Grinning faces stare across this classroom at Winston Knoll Collegiate, but the students aren’t listening for a joke from a friend or rebuke from the teacher; these kids are watching each other’s hands to speak.
The Deaf Crows Collective has been operating for about four years as a way to help deaf youth improve their reading and communication, but it has become more than that for the teens.
This is Fatima Nafisa’s fourth year in the program. She uses sign language to speak, and her teacher translates. Nafisa said the program is her favourite place to be and it has changed her a lot.
“Before … I didn’t feel really any confidence but the arts helped me to feel confident. It has helped me to make decisions about my expression about my own deaf feelings and deaf experiences, and when I’m putting down different colours and things in my art, it helps me to help others understand how I’m feeling inside,” she said.
She likes the art the students do and says having artists come in and teach helps her focus on deep experiences and learn things like the meaning of a colour.
Mustafa Alabssi was showing a short film he made this day in class. There was no sound, just silence as the actors went through their paces.
Alabssi moved to Canada from Syria and came into the Deaf Crows program. He said when he was in Syria he didn’t understand much of anything.
“I didn’t have any connection there; there wasn’t much help there in Syria. I didn’t understand how to read or write, I didn’t know anything about life. But when I arrived here, it’s interesting, I understood more (with) more confidence,” Alabssi said through an interpreter.
He loves the drama aspect of the classes and said he loves both the experience and the support the students give each other.
The program started as an idea between Chrystene Ells and Joanne Weber, a teacher of the deaf. According to Ells, Weber was seeing more and more issues with deaf teens coming into school with extremely low literacy levels.
The two talked about how art can access parts of the brain and a person’s inner life that academics may not — and so the Deaf Crows Collective was born.
Ells explained there was near immediate success.
In the three-month test program, the students’ reading levels went up a full grade. Ells tells the story of a young girl in the program who would only read the first half of a word, then guess at the second half. Then while drawing, Ells found she would only draw the left half of a picture. Ells kept working with her on drawing until one day that changed.

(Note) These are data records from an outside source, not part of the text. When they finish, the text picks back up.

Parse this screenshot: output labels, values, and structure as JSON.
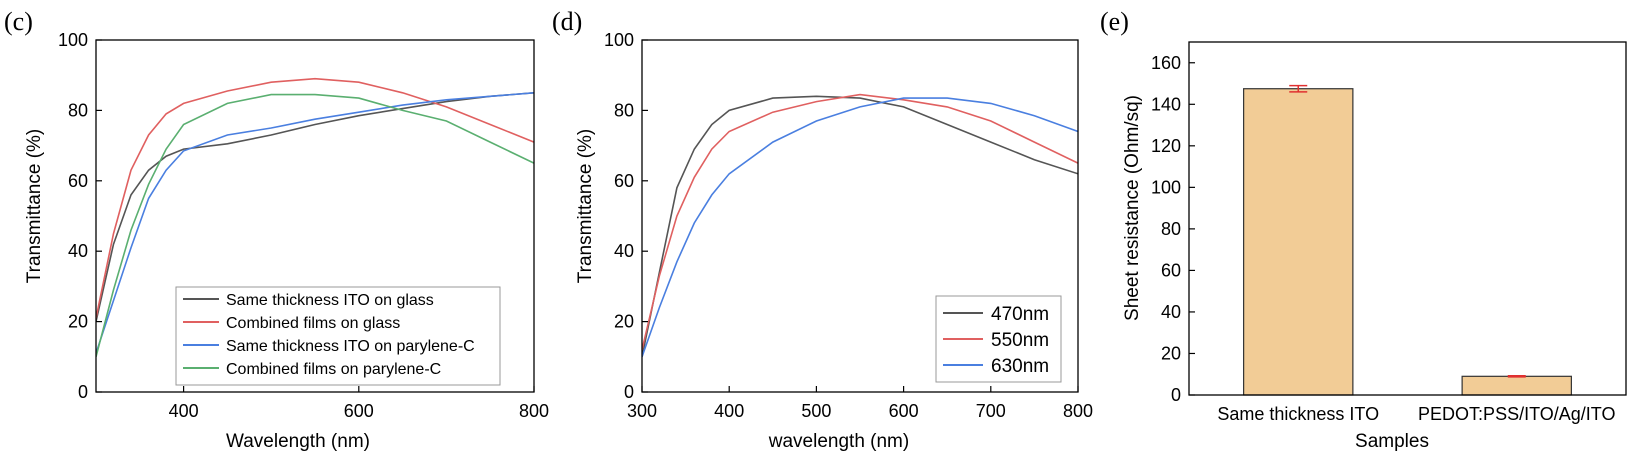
{
  "chart_data": [
    {
      "panel_label": "(c)",
      "type": "line",
      "xlabel": "Wavelength (nm)",
      "ylabel": "Transmittance (%)",
      "xlim": [
        300,
        800
      ],
      "ylim": [
        0,
        100
      ],
      "xticks": [
        400,
        600,
        800
      ],
      "yticks": [
        0,
        20,
        40,
        60,
        80,
        100
      ],
      "legend_position": "bottom-right",
      "series": [
        {
          "name": "Same thickness ITO on glass",
          "color": "#555555",
          "x": [
            300,
            320,
            340,
            360,
            380,
            400,
            450,
            500,
            550,
            600,
            650,
            700,
            750,
            800
          ],
          "y": [
            20,
            42,
            56,
            63,
            67,
            69,
            70.5,
            73,
            76,
            78.5,
            80.5,
            82.5,
            84,
            85
          ]
        },
        {
          "name": "Combined films on glass",
          "color": "#e06060",
          "x": [
            300,
            320,
            340,
            360,
            380,
            400,
            450,
            500,
            550,
            600,
            650,
            700,
            750,
            800
          ],
          "y": [
            21,
            45,
            63,
            73,
            79,
            82,
            85.5,
            88,
            89,
            88,
            85,
            81,
            76,
            71
          ]
        },
        {
          "name": "Same thickness ITO on parylene-C",
          "color": "#4a7fe0",
          "x": [
            300,
            320,
            340,
            360,
            380,
            400,
            450,
            500,
            550,
            600,
            650,
            700,
            750,
            800
          ],
          "y": [
            11,
            26,
            41,
            55,
            63,
            68.5,
            73,
            75,
            77.5,
            79.5,
            81.5,
            83,
            84,
            85
          ]
        },
        {
          "name": "Combined films on parylene-C",
          "color": "#5aaf70",
          "x": [
            300,
            320,
            340,
            360,
            380,
            400,
            450,
            500,
            550,
            600,
            650,
            700,
            750,
            800
          ],
          "y": [
            10,
            29,
            46,
            59,
            69,
            76,
            82,
            84.5,
            84.5,
            83.5,
            80,
            77,
            71,
            65
          ]
        }
      ]
    },
    {
      "panel_label": "(d)",
      "type": "line",
      "xlabel": "wavelength (nm)",
      "ylabel": "Transmittance (%)",
      "xlim": [
        300,
        800
      ],
      "ylim": [
        0,
        100
      ],
      "xticks": [
        300,
        400,
        500,
        600,
        700,
        800
      ],
      "yticks": [
        0,
        20,
        40,
        60,
        80,
        100
      ],
      "legend_position": "bottom-right",
      "series": [
        {
          "name": "470nm",
          "color": "#555555",
          "x": [
            300,
            320,
            340,
            360,
            380,
            400,
            450,
            500,
            550,
            600,
            650,
            700,
            750,
            800
          ],
          "y": [
            10,
            34,
            58,
            69,
            76,
            80,
            83.5,
            84,
            83.5,
            81,
            76,
            71,
            66,
            62
          ]
        },
        {
          "name": "550nm",
          "color": "#e06060",
          "x": [
            300,
            320,
            340,
            360,
            380,
            400,
            450,
            500,
            550,
            600,
            650,
            700,
            750,
            800
          ],
          "y": [
            12,
            33,
            50,
            61,
            69,
            74,
            79.5,
            82.5,
            84.5,
            83,
            81,
            77,
            71,
            65
          ]
        },
        {
          "name": "630nm",
          "color": "#4a7fe0",
          "x": [
            300,
            320,
            340,
            360,
            380,
            400,
            450,
            500,
            550,
            600,
            650,
            700,
            750,
            800
          ],
          "y": [
            10,
            24,
            37,
            48,
            56,
            62,
            71,
            77,
            81,
            83.5,
            83.5,
            82,
            78.5,
            74
          ]
        }
      ]
    },
    {
      "panel_label": "(e)",
      "type": "bar",
      "xlabel": "Samples",
      "ylabel": "Sheet resistance (Ohm/sq)",
      "ylim": [
        0,
        170
      ],
      "yticks": [
        0,
        20,
        40,
        60,
        80,
        100,
        120,
        140,
        160
      ],
      "categories": [
        "Same thickness ITO",
        "PEDOT:PSS/ITO/Ag/ITO"
      ],
      "values": [
        147.5,
        9
      ],
      "errors": [
        1.5,
        0.3
      ],
      "bar_color": "#f2cc96",
      "error_color": "#e03030"
    }
  ]
}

“She just crossed that border, she made the leap and she drew the whole thing. And that same exact week she started reading whole words and not missing the right-hand side of the word,” she said.
The program isn’t just about academic outcomes. Ells said from the beginning to now, she has seen a huge change in the youth involved.

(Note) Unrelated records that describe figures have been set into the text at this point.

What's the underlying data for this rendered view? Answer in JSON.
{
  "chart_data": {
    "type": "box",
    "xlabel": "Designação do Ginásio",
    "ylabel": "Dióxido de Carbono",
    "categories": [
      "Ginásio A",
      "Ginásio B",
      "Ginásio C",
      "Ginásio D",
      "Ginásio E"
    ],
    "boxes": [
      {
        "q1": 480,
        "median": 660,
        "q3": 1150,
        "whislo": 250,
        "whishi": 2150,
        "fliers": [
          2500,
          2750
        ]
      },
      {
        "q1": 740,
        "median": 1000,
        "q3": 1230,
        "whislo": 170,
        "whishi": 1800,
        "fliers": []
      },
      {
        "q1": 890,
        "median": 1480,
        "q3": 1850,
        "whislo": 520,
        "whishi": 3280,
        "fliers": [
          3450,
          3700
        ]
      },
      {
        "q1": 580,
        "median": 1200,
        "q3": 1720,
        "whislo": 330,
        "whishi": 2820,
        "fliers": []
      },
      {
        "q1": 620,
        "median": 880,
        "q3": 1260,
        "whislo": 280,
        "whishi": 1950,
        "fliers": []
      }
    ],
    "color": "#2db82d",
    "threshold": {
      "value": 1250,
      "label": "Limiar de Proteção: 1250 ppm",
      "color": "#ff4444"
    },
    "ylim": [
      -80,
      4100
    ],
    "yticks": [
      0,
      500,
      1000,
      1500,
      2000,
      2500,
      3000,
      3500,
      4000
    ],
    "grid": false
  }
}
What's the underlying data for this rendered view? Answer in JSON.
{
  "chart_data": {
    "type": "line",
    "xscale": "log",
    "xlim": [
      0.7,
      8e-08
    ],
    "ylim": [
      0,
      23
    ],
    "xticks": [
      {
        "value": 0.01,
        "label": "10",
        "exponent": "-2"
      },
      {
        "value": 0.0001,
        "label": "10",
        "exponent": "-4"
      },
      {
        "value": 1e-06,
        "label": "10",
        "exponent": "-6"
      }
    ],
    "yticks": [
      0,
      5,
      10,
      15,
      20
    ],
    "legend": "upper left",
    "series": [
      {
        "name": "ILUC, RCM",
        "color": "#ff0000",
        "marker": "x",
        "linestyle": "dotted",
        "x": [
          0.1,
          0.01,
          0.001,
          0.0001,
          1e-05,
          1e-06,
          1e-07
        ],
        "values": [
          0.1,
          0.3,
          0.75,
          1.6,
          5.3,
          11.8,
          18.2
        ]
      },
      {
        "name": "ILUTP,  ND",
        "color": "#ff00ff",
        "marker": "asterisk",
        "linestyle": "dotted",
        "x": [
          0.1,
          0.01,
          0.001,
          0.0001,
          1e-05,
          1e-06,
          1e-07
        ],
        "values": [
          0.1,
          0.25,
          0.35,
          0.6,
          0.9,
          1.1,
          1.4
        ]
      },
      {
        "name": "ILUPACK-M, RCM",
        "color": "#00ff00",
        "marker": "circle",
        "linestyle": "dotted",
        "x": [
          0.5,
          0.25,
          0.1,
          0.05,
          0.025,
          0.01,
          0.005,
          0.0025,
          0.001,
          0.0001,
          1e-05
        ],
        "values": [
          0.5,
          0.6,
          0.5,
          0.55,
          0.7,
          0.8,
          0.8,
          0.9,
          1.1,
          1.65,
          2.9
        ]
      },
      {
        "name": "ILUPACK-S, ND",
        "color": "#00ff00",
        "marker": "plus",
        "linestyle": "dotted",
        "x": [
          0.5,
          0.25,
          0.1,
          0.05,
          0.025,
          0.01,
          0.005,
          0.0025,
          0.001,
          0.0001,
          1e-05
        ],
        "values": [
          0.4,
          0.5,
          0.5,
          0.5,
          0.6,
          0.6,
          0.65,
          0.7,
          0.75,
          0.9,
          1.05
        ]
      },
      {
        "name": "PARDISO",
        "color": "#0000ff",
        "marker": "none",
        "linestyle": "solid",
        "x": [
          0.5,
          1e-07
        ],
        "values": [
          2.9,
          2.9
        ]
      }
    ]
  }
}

“These projects that we’re doing give these people who’ve never had a way of expressing themselves other than a few gestures and pointing and kind of dealing with immediate things like ‘I need food’ or ‘Where’s the bathroom?’ ” Ells said. “Maybe now they’re able to actually express what’s going on inside of them, the feelings that they have, the thoughts that they have, tell stories about what they’ve experienced because they’ve been given language for the first time.”
She explained the academics are giving the students language and a sense of self, while the art is giving them ways to express themselves and find what they want to say.
“They’ve also created a community where they feel like they can have a place where they are safe and where they’re normal,” said Ells.
The group started out doing things like drawing and painting but expanded into a drama a few years ago. They wrote a play called “Deaf Crows” and it was so well-received in Regina that they took it to a deaf drama festival in Edmonton, where it also got glowing reviews. They followed that up with Apple Time, which was also well-received.
The program has also gotten attention from the Saskatchewan Advocate for Children and Youth. In his recent annual report, he highlighted the Deaf Crows Collective, along with several other programs, as innovative and having positive outcomes for students.
“Participation in Deaf Crows Collective has increased the confidence of the DHH students, who are now empowered to speak out on the challenges they face. They have written letters to politicians, the Saskatchewan Human Rights Commission, non-profit agencies and several government officials outlining their struggle to access technology, sign language interpreters, and additional opportunities for schooling and employment,” read the outline in the advocate’s report.
Currently, the program is run through a grant from the Saskatchewan Arts Board, but Ells said that can’t last forever. She wants to see the school division or province fund this program and others like it.